On Wednesday, the US Federal Reserve decided to hike the benchmark interest rate for the first time since 2018 to rein in rising inflation in the world’s largest economy. Equity markets worldwide, including in India, which generally react negatively to rate hikes in the US, jumped sharply on Thursday as the US Fed said economic activity and employment have strengthened. The markets are also drawing comfort from indications about a possible truce between Russia and Ukraine.
It has decided to hike the benchmark federal funds rate by 25 basis points to a target range of 0.25-0.5%. While this was the first rate hike by the Fed in three years, it also indicated that it will raise interest rates six more times this year, which could take the interest rates higher by 1.75% by the end of the year.
The move is aimed at keeping a check on inflation, which faces an additional threat on account of the war in Ukraine. Inflation in the US hit a four-decade high of over 7.5% even before the Russian invasion. “With appropriate firming in the stance of monetary policy, the Committee expects inflation to return to its 2 percent objective and the labour market to remain strong. In support of these goals, the Committee decided to raise the target range for the federal funds rate to 1/4 to 1/2 percent and anticipates that ongoing increases in the target range will be appropriate,” the Fed said.

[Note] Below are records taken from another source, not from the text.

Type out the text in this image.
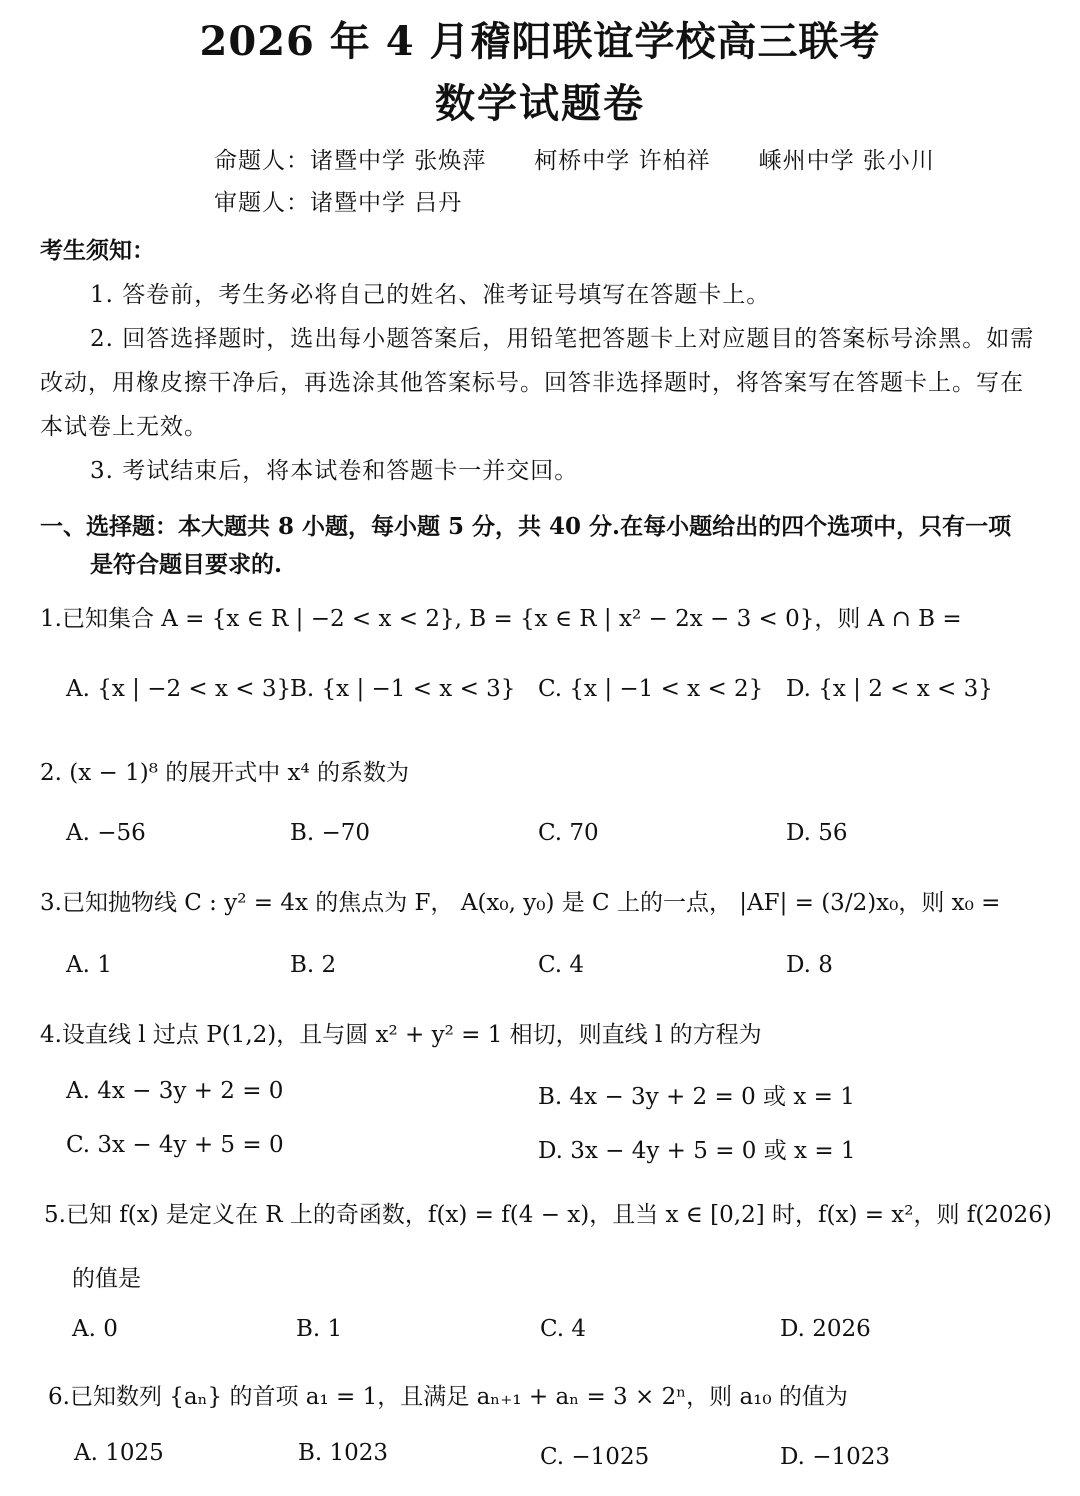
2026 年 4 月稽阳联谊学校高三联考
数学试题卷
命题人：诸暨中学 张焕萍　　柯桥中学 许柏祥　　嵊州中学 张小川
审题人：诸暨中学 吕丹
考生须知：
1. 答卷前，考生务必将自己的姓名、准考证号填写在答题卡上。
2. 回答选择题时，选出每小题答案后，用铅笔把答题卡上对应题目的答案标号涂黑。如需
改动，用橡皮擦干净后，再选涂其他答案标号。回答非选择题时，将答案写在答题卡上。写在
本试卷上无效。
3. 考试结束后，将本试卷和答题卡一并交回。
一、选择题：本大题共 8 小题，每小题 5 分，共 40 分.在每小题给出的四个选项中，只有一项
是符合题目要求的.
1.已知集合 A = {x ∈ R | −2 < x < 2}, B = {x ∈ R | x² − 2x − 3 < 0}，则 A ∩ B =
A. {x | −2 < x < 3}
B. {x | −1 < x < 3} C. {x | −1 < x < 2} D. {x | 2 < x < 3}
2. (x − 1)⁸ 的展开式中 x⁴ 的系数为
A. −56	B. −70	C. 70	D. 56
3.已知抛物线 C : y² = 4x 的焦点为 F， A(x₀, y₀) 是 C 上的一点， |AF| = (3/2)x₀，则 x₀ =
A. 1	B. 2	C. 4	D. 8
4.设直线 l 过点 P(1,2)，且与圆 x² + y² = 1 相切，则直线 l 的方程为
A. 4x − 3y + 2 = 0	B. 4x − 3y + 2 = 0 或 x = 1
C. 3x − 4y + 5 = 0	D. 3x − 4y + 5 = 0 或 x = 1
5.已知 f(x) 是定义在 R 上的奇函数，f(x) = f(4 − x)，且当 x ∈ [0,2] 时，f(x) = x²，则 f(2026)
的值是
A. 0	B. 1	C. 4	D. 2026
6.已知数列 {aₙ} 的首项 a₁ = 1，且满足 aₙ₊₁ + aₙ = 3 × 2ⁿ，则 a₁₀ 的值为
A. 1025	B. 1023	C. −1025	D. −1023
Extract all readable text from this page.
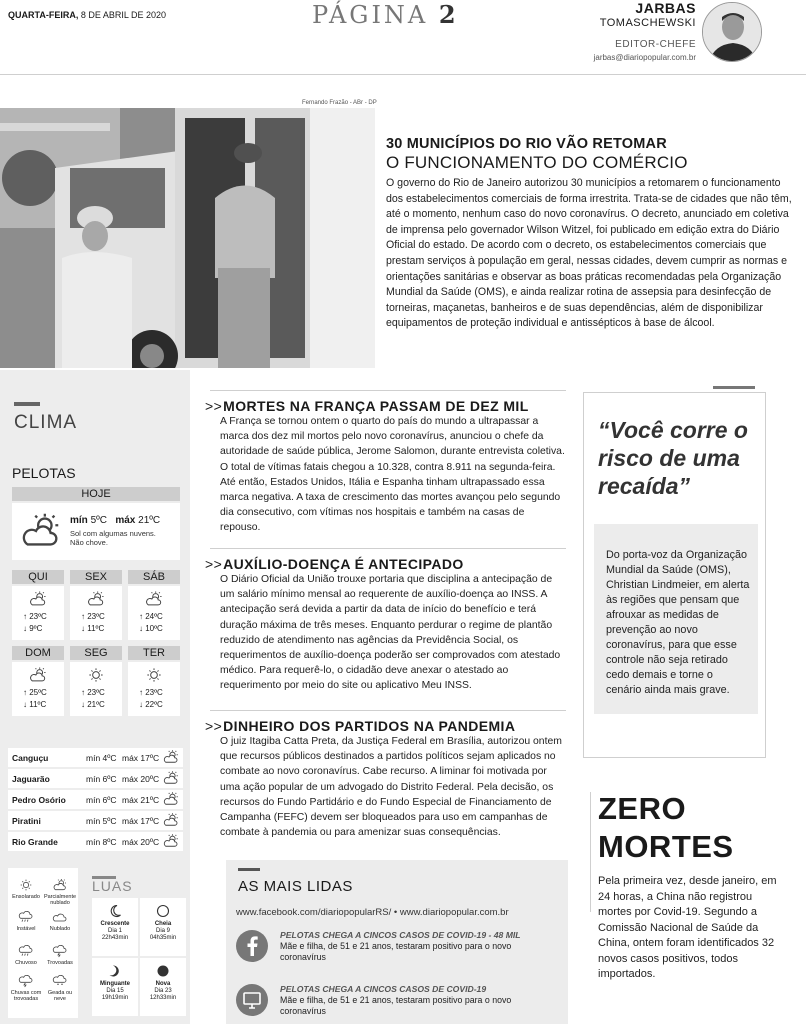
QUARTA-FEIRA, 8 DE ABRIL DE 2020	PÁGINA 2	JARBAS
TOMASCHEWSKI
EDITOR-CHEFE
jarbas@diariopopular.com.br
Fernando Frazão - ABr - DP
30 MUNICÍPIOS DO RIO VÃO RETOMAR
O FUNCIONAMENTO DO COMÉRCIO

O governo do Rio de Janeiro autorizou 30 municípios a retomarem o funcionamento dos estabelecimentos comerciais de forma irrestrita. Trata-se de cidades que não têm, até o momento, nenhum caso do novo coronavírus. O decreto, anunciado em coletiva de imprensa pelo governador Wilson Witzel, foi publicado em edição extra do Diário Oficial do estado. De acordo com o decreto, os estabelecimentos comerciais que prestam serviços à população em geral, nessas cidades, devem cumprir as normas e orientações sanitárias e observar as boas práticas recomendadas pela Organização Mundial da Saúde (OMS), e ainda realizar rotina de assepsia para desinfecção de torneiras, maçanetas, banheiros e de suas dependências, além de disponibilizar equipamentos de proteção individual e antissépticos à base de álcool.

CLIMA
PELOTAS
HOJE
mín 5ºC máx 21ºC
Sol com algumas nuvens. Não chove.
QUI
↑ 23ºC
↓ 9ºC
SEX
↑ 23ºC
↓ 11ºC
SÁB
↑ 24ºC
↓ 10ºC
DOM
↑ 25ºC
↓ 11ºC
SEG
↑ 23ºC
↓ 21ºC
TER
↑ 23ºC
↓ 22ºC
Canguçu	mín 4ºC máx 17ºC
Jaguarão	mín 6ºC máx 20ºC
Pedro Osório mín 6ºC máx 21ºC
Piratini	mín 5ºC máx 17ºC
Rio Grande	mín 8ºC máx 20ºC
Ensolarado Parcialmente nublado
Instável	Nublado
Chuvoso	Trovoadas
Chuvas com trovoadas
Geada ou neve
LUAS
Crescente
Dia 1
22h43min
Cheia
Dia 9
04h35min
Minguante
Dia 15
19h19min
Nova
Dia 23
12h33min
>>MORTES NA FRANÇA PASSAM DE DEZ MIL

A França se tornou ontem o quarto do país do mundo a ultrapassar a marca dos dez mil mortos pelo novo coronavírus, anunciou o chefe da autoridade de saúde pública, Jerome Salomon, durante entrevista coletiva. O total de vítimas fatais chegou a 10.328, contra 8.911 na segunda-feira. Até então, Estados Unidos, Itália e Espanha tinham ultrapassado essa marca negativa. A taxa de crescimento das mortes avançou pelo segundo dia consecutivo, com vítimas nos hospitais e também na casas de repouso.

>>AUXÍLIO-DOENÇA É ANTECIPADO

O Diário Oficial da União trouxe portaria que disciplina a antecipação de um salário mínimo mensal ao requerente de auxílio-doença ao INSS. A antecipação será devida a partir da data de início do benefício e terá duração máxima de três meses. Enquanto perdurar o regime de plantão reduzido de atendimento nas agências da Previdência Social, os requerimentos de auxílio-doença poderão ser comprovados com atestado médico. Para requerê-lo, o cidadão deve anexar o atestado ao requerimento por meio do site ou aplicativo Meu INSS.

>>DINHEIRO DOS PARTIDOS NA PANDEMIA

O juiz Itagiba Catta Preta, da Justiça Federal em Brasília, autorizou ontem que recursos públicos destinados a partidos políticos sejam aplicados no combate ao novo coronavírus. Cabe recurso. A liminar foi motivada por uma ação popular de um advogado do Distrito Federal. Pela decisão, os recursos do Fundo Partidário e do Fundo Especial de Financiamento de Campanha (FEFC) devem ser bloqueados para uso em campanhas de combate à pandemia ou para amenizar suas consequências.

“Você corre o risco de uma recaída”
Do porta-voz da Organização Mundial da Saúde (OMS), Christian Lindmeier, em alerta às regiões que pensam que afrouxar as medidas de prevenção ao novo coronavírus, para que esse controle não seja retirado cedo demais e torne o cenário ainda mais grave.
ZERO
MORTES
Pela primeira vez, desde janeiro, em 24 horas, a China não registrou mortes por Covid-19. Segundo a Comissão Nacional de Saúde da China, ontem foram identificados 32 novos casos positivos, todos importados.
AS MAIS LIDAS
www.facebook.com/diariopopularRS/ • www.diariopopular.com.br
PELOTAS CHEGA A CINCOS CASOS DE COVID-19 - 48 MIL
Mãe e filha, de 51 e 21 anos, testaram positivo para o novo coronavírus
PELOTAS CHEGA A CINCOS CASOS DE COVID-19
Mãe e filha, de 51 e 21 anos, testaram positivo para o novo coronavírus
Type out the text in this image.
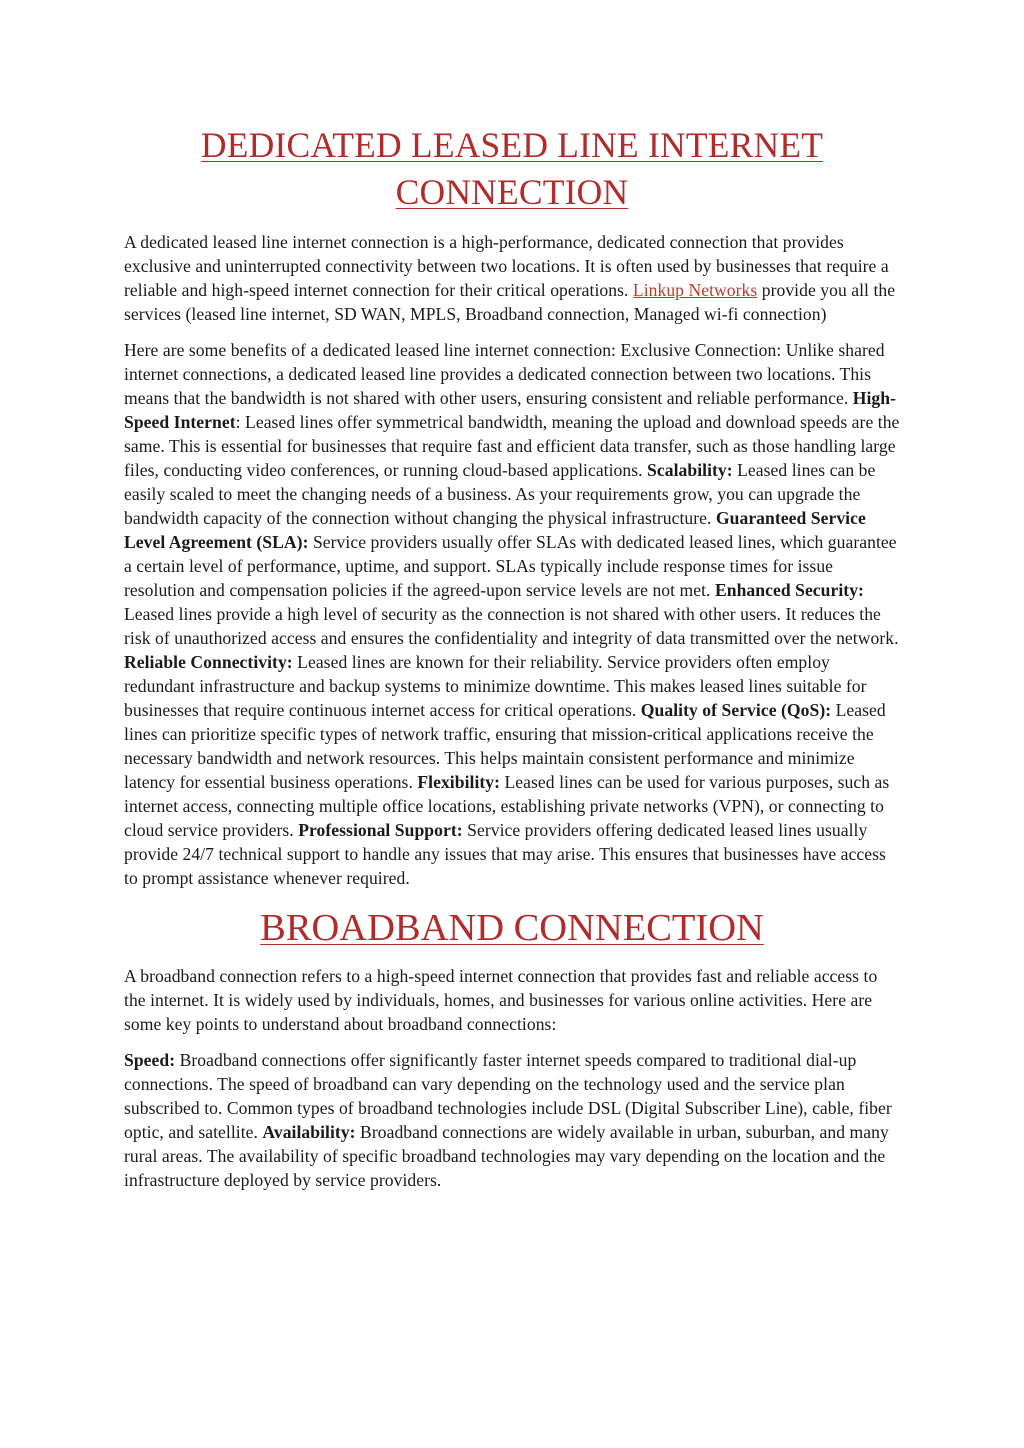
DEDICATED LEASED LINE INTERNET CONNECTION

A dedicated leased line internet connection is a high-performance, dedicated connection that provides exclusive and uninterrupted connectivity between two locations. It is often used by businesses that require a reliable and high-speed internet connection for their critical operations. Linkup Networks provide you all the services (leased line internet, SD WAN, MPLS, Broadband connection, Managed wi-fi connection)

Here are some benefits of a dedicated leased line internet connection: Exclusive Connection: Unlike shared internet connections, a dedicated leased line provides a dedicated connection between two locations. This means that the bandwidth is not shared with other users, ensuring consistent and reliable performance. High-Speed Internet: Leased lines offer symmetrical bandwidth, meaning the upload and download speeds are the same. This is essential for businesses that require fast and efficient data transfer, such as those handling large files, conducting video conferences, or running cloud-based applications. Scalability: Leased lines can be easily scaled to meet the changing needs of a business. As your requirements grow, you can upgrade the bandwidth capacity of the connection without changing the physical infrastructure. Guaranteed Service Level Agreement (SLA): Service providers usually offer SLAs with dedicated leased lines, which guarantee a certain level of performance, uptime, and support. SLAs typically include response times for issue resolution and compensation policies if the agreed-upon service levels are not met. Enhanced Security: Leased lines provide a high level of security as the connection is not shared with other users. It reduces the risk of unauthorized access and ensures the confidentiality and integrity of data transmitted over the network. Reliable Connectivity: Leased lines are known for their reliability. Service providers often employ redundant infrastructure and backup systems to minimize downtime. This makes leased lines suitable for businesses that require continuous internet access for critical operations. Quality of Service (QoS): Leased lines can prioritize specific types of network traffic, ensuring that mission-critical applications receive the necessary bandwidth and network resources. This helps maintain consistent performance and minimize latency for essential business operations. Flexibility: Leased lines can be used for various purposes, such as internet access, connecting multiple office locations, establishing private networks (VPN), or connecting to cloud service providers. Professional Support: Service providers offering dedicated leased lines usually provide 24/7 technical support to handle any issues that may arise. This ensures that businesses have access to prompt assistance whenever required.

BROADBAND CONNECTION

A broadband connection refers to a high-speed internet connection that provides fast and reliable access to the internet. It is widely used by individuals, homes, and businesses for various online activities. Here are some key points to understand about broadband connections:

Speed: Broadband connections offer significantly faster internet speeds compared to traditional dial-up connections. The speed of broadband can vary depending on the technology used and the service plan subscribed to. Common types of broadband technologies include DSL (Digital Subscriber Line), cable, fiber optic, and satellite. Availability: Broadband connections are widely available in urban, suburban, and many rural areas. The availability of specific broadband technologies may vary depending on the location and the infrastructure deployed by service providers.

While there is no indication that the RBI will increase the key policy rates in its April policy review, it’s likely to revise the growth forecast in the wake of the Ukraine war. It also remains to be seen whether the RBI will retain its accommodative policy stance.
RBI Governor Shaktikanta Das recently said central banks are in a bind as the recent geopolitical developments have further aggravated its challenges and dilemmas. “If they act aggressively to contain inflation which may perhaps subside as normalcy returns, they run the risk of setting in recession,” Das said.
On the other hand, if they act too little and too late, they may be blamed for “falling behind the curve” and may have a lot of catching up to do later, which will be detrimental to growth, Das said. If the RBI hikes rates and tightens liquidity, markets are likely to take it as a negative.
While news of the rate hike initially pulled the US markets down, the Dow Jones Industrial index eventually closed Wednesday with a gain of 1.6%. Asian markets opened with big gains on Thursday: the Nikkei in Japan rose 3.5%, and the Hang Seng in Hong Kong closed with a gain of 7% on Thursday. The benchmark Sensex too closed with a gain of 1.84% at 57,863.93 on Thursday.
Market participants say the rate hike did not come as a surprise. The expected hike was already priced into the market and foreign investors were liquidating their positions in anticipation of the move. Foreign portfolio investors (FPIs) have pulled out a net of Rs 1,36,487 crore from Indian equities since November 1. Many feel that even though some outflow could still be seen, most investors who needed to exit on account of the Fed’s move had already taken that call.
On the other hand, what provided comfort to the markets was the Fed’s statement on growth and employment. It said indicators of economic activity and employment have continued to strengthen, job gains have been strong in recent months, and the unemployment rate has declined substantially.
Moreover, crude oil prices, which hit a 14-year high recently, also came down sharply — from $130 a barrel ten days ago to $100 now. Over the last few trading sessions, the markets have also been drawing comfort from the progress of talks between Russia and Ukraine.
An interest rate hike in the US results in outflow of funds from emerging markets and into US treasury bonds. The outflow weakens the equity markets and leads to a correction. As this Fed move was anticipated, FPIs had been liquidating their holdings from Indian equities in the last three or four months, leading to weakness and correction in Indian benchmark indices. Experts feel that the FPIs, having already pulled out funds in anticipation of rate hike, are unlikely to go for a knee-jerk reaction now. On Thursday, FPIs made a net investment Rs 2,800 crore, indicating that their selling has abated for the time being.
On the other hand, the possibility of a truce between Russia and Ukraine, decline in unemployment rates in the US and better growth expectations could be beneficial for equity markets in the medium term and FPIs may start coming back in a few months.
While the markets have witnessed a smart recovery over the last one week and have risen 9.5 % since they closed at 52,842 on March 7, investors should not throw caution to the wind. The war continues, and so does the threat for markets. Investors need to remain wary of the volatility in the market and avoid aggressive lumpsum investments. It is better to go through a systematic investment plan (SIP), and into well-established blue-chip companies and large-cap funds. Global markets, including India, have been very volatile in 2022 so far. Experts say that while investors should not expect returns of the kind seen in the second half of 2020 and through 2021, they should enter the markets with at least a three-year horizon.